En 1810, San Miguel de Tucumán solamente configuraba un modesto caserío anárquico, sin orden edilicio alguno. Sólo años más tarde, en 1821, el ingeniero Felipe Bertrés presentó su famoso Plano Regulador, en oportunidad de querer el coronel Bernabé Aráoz institucionalizar a la República de Tucumán.  Con una plaza central, que más que plaza, se parecía a un lodazal y con uno de los más modestos  cabildos de todo el territorio del interior del entonces Virreinato del Río de la Plata, esta ciudad convivía con una apacibilidad siestera, donde jamás ocurría nada trascendente, a no ser algunas excursiones de los feroces Tobas, o de los no menos temibles Mocovíes que, recorriendo inmensas extensiones de selva pura, se adentraban en las periferias de nuestra ciudad, saqueando, matando, y haciendo cautivas, para luego alejarse en medio de sus gritos y chillidos por las mismas sendas frondosas que sólo ellos conocían y que resultaban demasiado peligrosas como para que nadie se atreviera a intentar un seguimiento.

Políticamente, desde 1782, se dependía de la intendencia de Salta del Tucumán, y durante el año de 1810, hasta que se definieron los partidismos y las lealtades, ante la nueva opción que ofrecían los sucesos de Mayo, se habían desempeñado como gobernadores de nuestra provincia los señores Nicolás Severo de Isasmendi, don Joaquín Mestre y don José Madeiros.

Recién el 11 de junio de 1810 se tuvo conocimiento en nuestra ciudad de los sucesos ocurridos en mayo en Buenos Aires, y cuando arribó la comunicación de la Junta Provisional Gubernativa y del Cabildo, se convocó a todo el pueblo de la ciudad, mediante repiques de campanas, para hacer conocer la deposición del Virrey.

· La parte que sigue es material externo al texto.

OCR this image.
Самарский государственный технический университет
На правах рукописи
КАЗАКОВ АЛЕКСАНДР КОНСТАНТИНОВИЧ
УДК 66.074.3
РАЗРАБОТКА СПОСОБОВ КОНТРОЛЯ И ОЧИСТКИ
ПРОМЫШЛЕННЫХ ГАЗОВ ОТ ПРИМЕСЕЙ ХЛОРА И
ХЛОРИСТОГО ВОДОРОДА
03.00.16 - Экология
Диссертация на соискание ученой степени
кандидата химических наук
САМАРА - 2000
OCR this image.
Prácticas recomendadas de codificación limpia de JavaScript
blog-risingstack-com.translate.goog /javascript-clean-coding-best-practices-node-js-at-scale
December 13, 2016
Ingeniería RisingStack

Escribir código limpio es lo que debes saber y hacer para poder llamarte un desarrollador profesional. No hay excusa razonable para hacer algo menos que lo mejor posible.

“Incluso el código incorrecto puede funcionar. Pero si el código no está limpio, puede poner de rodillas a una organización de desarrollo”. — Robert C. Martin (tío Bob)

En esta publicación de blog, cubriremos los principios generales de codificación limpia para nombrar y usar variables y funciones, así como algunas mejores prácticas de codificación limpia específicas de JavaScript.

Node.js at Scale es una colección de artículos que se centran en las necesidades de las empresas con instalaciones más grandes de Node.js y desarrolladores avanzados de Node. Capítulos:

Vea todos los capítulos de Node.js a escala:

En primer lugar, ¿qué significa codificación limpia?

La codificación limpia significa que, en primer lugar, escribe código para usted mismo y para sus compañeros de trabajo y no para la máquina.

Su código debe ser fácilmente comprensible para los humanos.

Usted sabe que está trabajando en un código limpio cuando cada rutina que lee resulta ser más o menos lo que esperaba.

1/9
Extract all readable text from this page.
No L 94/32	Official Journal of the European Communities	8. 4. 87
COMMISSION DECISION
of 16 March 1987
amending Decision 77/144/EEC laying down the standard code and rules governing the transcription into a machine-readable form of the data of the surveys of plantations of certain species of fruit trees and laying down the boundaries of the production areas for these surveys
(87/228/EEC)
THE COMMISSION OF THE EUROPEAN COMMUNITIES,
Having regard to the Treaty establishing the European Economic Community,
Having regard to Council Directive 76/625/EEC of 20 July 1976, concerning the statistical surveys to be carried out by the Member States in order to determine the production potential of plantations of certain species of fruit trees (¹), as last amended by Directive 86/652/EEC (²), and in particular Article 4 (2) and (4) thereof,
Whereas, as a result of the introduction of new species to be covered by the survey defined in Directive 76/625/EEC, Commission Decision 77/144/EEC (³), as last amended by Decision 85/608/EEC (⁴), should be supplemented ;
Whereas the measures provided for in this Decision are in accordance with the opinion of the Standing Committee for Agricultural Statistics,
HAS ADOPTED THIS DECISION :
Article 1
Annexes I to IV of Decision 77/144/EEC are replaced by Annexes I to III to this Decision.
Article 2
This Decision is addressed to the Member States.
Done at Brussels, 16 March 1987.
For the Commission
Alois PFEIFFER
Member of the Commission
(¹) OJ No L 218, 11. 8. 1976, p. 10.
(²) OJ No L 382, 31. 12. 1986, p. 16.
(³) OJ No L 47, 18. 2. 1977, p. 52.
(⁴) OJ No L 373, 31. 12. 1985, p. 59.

Nuestra ciudad de entonces, en su apacibilidad pueblera, se encontraba muy lejos de querer una revolución o algún cambio que contraviniera su condición de consecuentes, incondicionales y cómodos vasallos del Rey de España. Pero todo eso dicho en el mejor sentido, porque tal resultaba el tiempo que se vivía, y las mansas condiciones políticas y sociales en que se manejaban nuestros antiguos comprovincianos.

La lejanía con los polos de desarrollo de entonces, Buenos Aires, hacia el sureste y Lima hacia el noroeste, prácticamente visto desde hoy, tras la distancia del tiempo, mantenían a Tucumán postergada, en actitud vegetativa y reconociéndose a nuestra ciudad de entonces, casi como a una gran posta en el camino.  

Pero, también, justo es reconocerlo, el Tucumán de entonces, superando su mediocridad de modesto pueblo mediterráneo, se caracterizaba en todo el concierto del Virreinato por su ambición cultural; tanto, que se jactaba de ser uno de los entes poblacionales que mayor número de sus hijos mandaba a la célebre Chuquisaca, o Charcas. Así, en el transcurso del tiempo, Tucumán habría de vanagloriarse con dos presidentes de la Nación y un vicepresidente, quienes entraron a la posteridad por la puerta grande de los dilectos

Cuán lejos estaban nuestros comprovincianos de ese mayo de 1810, de imaginar el importante protagonismo que les cabría muy poco después, y con ellos a la ciudad toda, en los difíciles acontecimientos que se sucederían, involucrándoles directamente en una guerra cruenta, la que se mantendría por catorce años consecutivos. Durante esos años aciagos, nuestra provincia afrontaría sobre sus hombros heroicos el peso principal de una lucha terrible, que más tarde, algunos historiadores ingratos u olvidadizos, pretendieron ignorar; quizá porque significaba otorgar demasiada gloria a modestos pueblos del interior y, sobre todo, a sus hijos; sangre joven y anónima con que se habían regado los viejos caminos del Inca para sustentar definitivamente la independencia de las Provincias Unidas del Río de la Plata.